Many people don’t realise the importance of supporting full-time used tool dealers who invest in knowledge and have worked hard to gain the ability to make better judgments on prices, identify conditions, learn about desirability & rarity, etc. Those who do this for a living invest in books, equipment, and the business space needed to run our operations and have to pay taxes, employ accountants, and undertake many other things involved with running businesses.
So why is it important to use dealers? Well, the simple answer is this, who would be the reference of good reliable information, where would people be able to compare tools for instance to ensure they are complete or find those descriptions? In our case, you get to compare standards, knowing for instance that if you want to buy something that is set up right and ready to go, compared to other tools you would have to undertake the work yourselves.

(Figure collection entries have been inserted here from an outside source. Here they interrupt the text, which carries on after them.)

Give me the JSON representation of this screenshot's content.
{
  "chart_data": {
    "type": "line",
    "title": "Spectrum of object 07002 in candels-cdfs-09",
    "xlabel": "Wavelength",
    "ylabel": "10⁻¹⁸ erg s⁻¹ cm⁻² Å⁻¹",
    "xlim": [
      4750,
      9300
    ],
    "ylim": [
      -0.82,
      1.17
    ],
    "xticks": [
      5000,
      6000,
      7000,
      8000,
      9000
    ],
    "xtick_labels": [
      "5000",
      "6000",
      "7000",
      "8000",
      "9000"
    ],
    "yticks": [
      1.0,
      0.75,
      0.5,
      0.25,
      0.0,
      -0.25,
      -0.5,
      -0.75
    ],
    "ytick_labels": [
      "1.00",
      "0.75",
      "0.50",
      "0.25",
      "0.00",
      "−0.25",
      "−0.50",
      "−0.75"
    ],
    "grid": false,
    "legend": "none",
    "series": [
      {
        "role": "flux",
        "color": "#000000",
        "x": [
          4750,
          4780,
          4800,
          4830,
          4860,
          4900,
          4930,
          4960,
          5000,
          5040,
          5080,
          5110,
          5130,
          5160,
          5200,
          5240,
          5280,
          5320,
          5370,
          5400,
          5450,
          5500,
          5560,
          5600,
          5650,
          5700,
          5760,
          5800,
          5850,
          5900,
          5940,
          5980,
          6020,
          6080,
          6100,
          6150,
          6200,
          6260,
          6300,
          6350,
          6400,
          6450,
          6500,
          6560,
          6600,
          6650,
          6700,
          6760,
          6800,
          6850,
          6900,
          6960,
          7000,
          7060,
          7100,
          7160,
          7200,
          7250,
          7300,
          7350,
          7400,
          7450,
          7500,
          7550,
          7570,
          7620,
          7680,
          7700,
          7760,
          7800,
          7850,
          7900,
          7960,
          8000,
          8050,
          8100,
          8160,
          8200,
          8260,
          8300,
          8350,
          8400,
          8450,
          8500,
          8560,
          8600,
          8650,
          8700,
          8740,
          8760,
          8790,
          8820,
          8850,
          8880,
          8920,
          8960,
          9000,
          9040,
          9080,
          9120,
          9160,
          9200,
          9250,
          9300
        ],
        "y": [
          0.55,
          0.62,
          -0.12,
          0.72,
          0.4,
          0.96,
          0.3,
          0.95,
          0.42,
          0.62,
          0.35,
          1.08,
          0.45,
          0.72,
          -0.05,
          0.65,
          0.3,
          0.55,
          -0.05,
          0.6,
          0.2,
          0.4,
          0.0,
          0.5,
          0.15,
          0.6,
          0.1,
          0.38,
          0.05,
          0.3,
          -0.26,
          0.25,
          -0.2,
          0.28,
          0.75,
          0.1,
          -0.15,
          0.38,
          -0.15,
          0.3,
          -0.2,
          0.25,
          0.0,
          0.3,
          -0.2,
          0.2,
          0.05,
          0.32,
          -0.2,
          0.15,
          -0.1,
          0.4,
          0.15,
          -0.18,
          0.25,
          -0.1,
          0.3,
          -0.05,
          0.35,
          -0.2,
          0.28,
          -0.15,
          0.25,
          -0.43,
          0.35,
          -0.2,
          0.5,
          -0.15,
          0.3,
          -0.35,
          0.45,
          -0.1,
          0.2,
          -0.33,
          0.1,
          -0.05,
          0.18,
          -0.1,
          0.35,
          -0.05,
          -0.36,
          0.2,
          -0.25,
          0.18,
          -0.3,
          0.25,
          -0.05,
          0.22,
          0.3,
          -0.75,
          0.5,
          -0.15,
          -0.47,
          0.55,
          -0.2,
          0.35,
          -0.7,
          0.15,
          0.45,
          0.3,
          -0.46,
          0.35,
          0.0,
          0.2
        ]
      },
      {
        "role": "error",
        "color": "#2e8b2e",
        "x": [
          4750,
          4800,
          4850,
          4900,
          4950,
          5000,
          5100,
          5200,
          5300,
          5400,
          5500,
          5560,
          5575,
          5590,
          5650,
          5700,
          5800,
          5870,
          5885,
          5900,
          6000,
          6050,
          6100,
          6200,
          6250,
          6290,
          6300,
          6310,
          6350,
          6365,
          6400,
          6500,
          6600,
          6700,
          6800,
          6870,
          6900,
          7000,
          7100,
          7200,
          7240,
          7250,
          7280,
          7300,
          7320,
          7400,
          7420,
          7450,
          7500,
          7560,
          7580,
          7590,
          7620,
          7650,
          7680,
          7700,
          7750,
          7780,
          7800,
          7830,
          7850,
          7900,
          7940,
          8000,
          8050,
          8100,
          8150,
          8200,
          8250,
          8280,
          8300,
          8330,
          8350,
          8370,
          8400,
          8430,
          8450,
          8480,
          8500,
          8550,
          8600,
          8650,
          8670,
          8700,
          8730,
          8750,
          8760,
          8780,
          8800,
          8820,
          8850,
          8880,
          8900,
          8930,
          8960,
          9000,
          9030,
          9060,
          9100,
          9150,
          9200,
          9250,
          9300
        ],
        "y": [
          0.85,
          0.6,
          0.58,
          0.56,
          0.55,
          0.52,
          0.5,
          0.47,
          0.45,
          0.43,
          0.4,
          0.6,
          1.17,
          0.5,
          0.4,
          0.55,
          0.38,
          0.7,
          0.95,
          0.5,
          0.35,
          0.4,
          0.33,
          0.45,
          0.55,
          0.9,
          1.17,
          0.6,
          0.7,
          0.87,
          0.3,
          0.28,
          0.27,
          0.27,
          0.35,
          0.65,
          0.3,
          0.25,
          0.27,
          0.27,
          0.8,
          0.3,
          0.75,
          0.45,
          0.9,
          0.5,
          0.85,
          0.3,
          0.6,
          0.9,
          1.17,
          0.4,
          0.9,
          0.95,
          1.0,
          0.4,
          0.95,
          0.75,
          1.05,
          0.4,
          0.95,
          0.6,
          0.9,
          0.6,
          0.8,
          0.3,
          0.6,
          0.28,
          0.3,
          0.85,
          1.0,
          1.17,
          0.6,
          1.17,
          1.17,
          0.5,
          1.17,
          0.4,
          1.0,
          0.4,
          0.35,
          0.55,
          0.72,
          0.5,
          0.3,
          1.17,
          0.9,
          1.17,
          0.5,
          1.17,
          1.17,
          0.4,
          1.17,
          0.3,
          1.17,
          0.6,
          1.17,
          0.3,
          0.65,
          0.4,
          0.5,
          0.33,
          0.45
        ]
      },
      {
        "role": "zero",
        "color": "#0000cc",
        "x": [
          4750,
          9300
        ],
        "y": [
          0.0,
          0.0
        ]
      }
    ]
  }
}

Time is money, skilled time is more money and this is clearly illustrated in many products we sell here.
I like other full-time used tool dealers appreciate the public’s desire for ever lower prices, and to do this they often buy directly from the public or those topping up their pensions with some undeclared earnings from buying and selling. But the trade-off is always the lack of knowledge by the seller who will often copy and paste directly from those who live and breathe the subject.
If full-time used tool dealers disappear:
If you directly compare this to carpentry, for example, it’s clear over the past 30 years there has been a decline in knowledge and experience. There has been a renaissance in recent years in learning from the old hands that are left and a few will progress into experts themselves one day depending on the challenges they are prepared to undertake. Experience is vitally important in any subject and often any advice you hear about tools comes from woodworkers who have never experienced selling old tools as a business, and who do not understand the costs or work involved.
Used tool dealers would never try to interject our opinions on what the trades charge for example or should charge for training so to hear this regularly in the opposite direction without the true facts is rather annoying when our subject is so vast.
When I mention the Dunning-Kruger effect I usually relate this to a wider topic but this article relates to old tools and those experts in another subject i.e. use them, stepping into our realm of expertise.
The fact is there is a wide range of tool makers (a trade in its own right) who have different qualities, for instance, Stanley and Record smoothing planes when refined properly will work as well as anything you can buy on the market today, however, I would never recommend one of these being converted into a scrub plane, because they are too good for that purpose. Instead, I would recommend something less popular due to a number of characteristics inadvertently created to suit this purpose better. So from time to time, I will refurbish a Rapier 400 which has a wider throat, better cap iron configuration to follow the cambered iron, and heavier casting.
I have seen videos from prominent woodworkers sharpening saws for example that wouldn’t match our standards, they are fine for basic sharpening but would soon fall from grace when tackling some of the efforts we see daily in the tools we buy and restore. Video’s on refurbishing No: 4 planes but never No: 7’s you will notice because to get these right requires experience and hard-earned know-how.
It’s always been in the detail with everything we do and old tools are no different in this regard.
But at this time, buyers have the opportunity to experience how good these old tools are when refurbished correctly, without the hard work involved using tools many couldn’t warrant to possess, the grime and dust, and the extra hidden costs involved in getting these tools to a high standard.
We appreciate that times are getting harder with inflation and living costs, we also experience these same issues but also want to get through it so our knowledge and experience are still around when all these tougher times pass. To do that we are here to serve and every small order makes a difference in whether this happens, but believe us when I say, we know how bad it can get when those only in it for profit and have no regard for the deeper knowledge.
Tooltique has always strived to increase standards in this industry that have never existed before!
We are entering a new world, one of CBDC (Central Bank Digital Currencies) where money will be tracked like never before, and there won’t be any unofficial sellers, cash in hand will be a thing of the past. Any future business will have to adapt to these new ways of carbon emissions, carbon credits, social responsibilities, and carbon accounting.
Your choices will be diminished by corporations who will want to sell their New Tools at inflated prices, fully carbon-tracked of course. To combat this we have to invest in the technologies to ensure buyers can account for their carbon (hopefully credits which I am working on) when buying old tools from us.
There is so much more on this subject but it’s an area I am researching in-depth to ensure we are fully prepared for that transition. Put it this way, Brexit and all the forms it created was a walk in the park for what is coming! Don’t you love those bureaucrats or should I say kleptocrats?
What I can say is that the old skills that have been neglected for so long through convenience will become highly relevant again due to costs, and people like me are capable of providing solutions if our existing and new customers continue to value what we offer.
Hobbyists will be glad they have new skills they have gained and the tools they possess with no plugs, existing trades will have to adapt and learn some of the old ways, and waste will become a thing of the past. It’s coming folks whether you like it or not, because it’s beyond any of our control!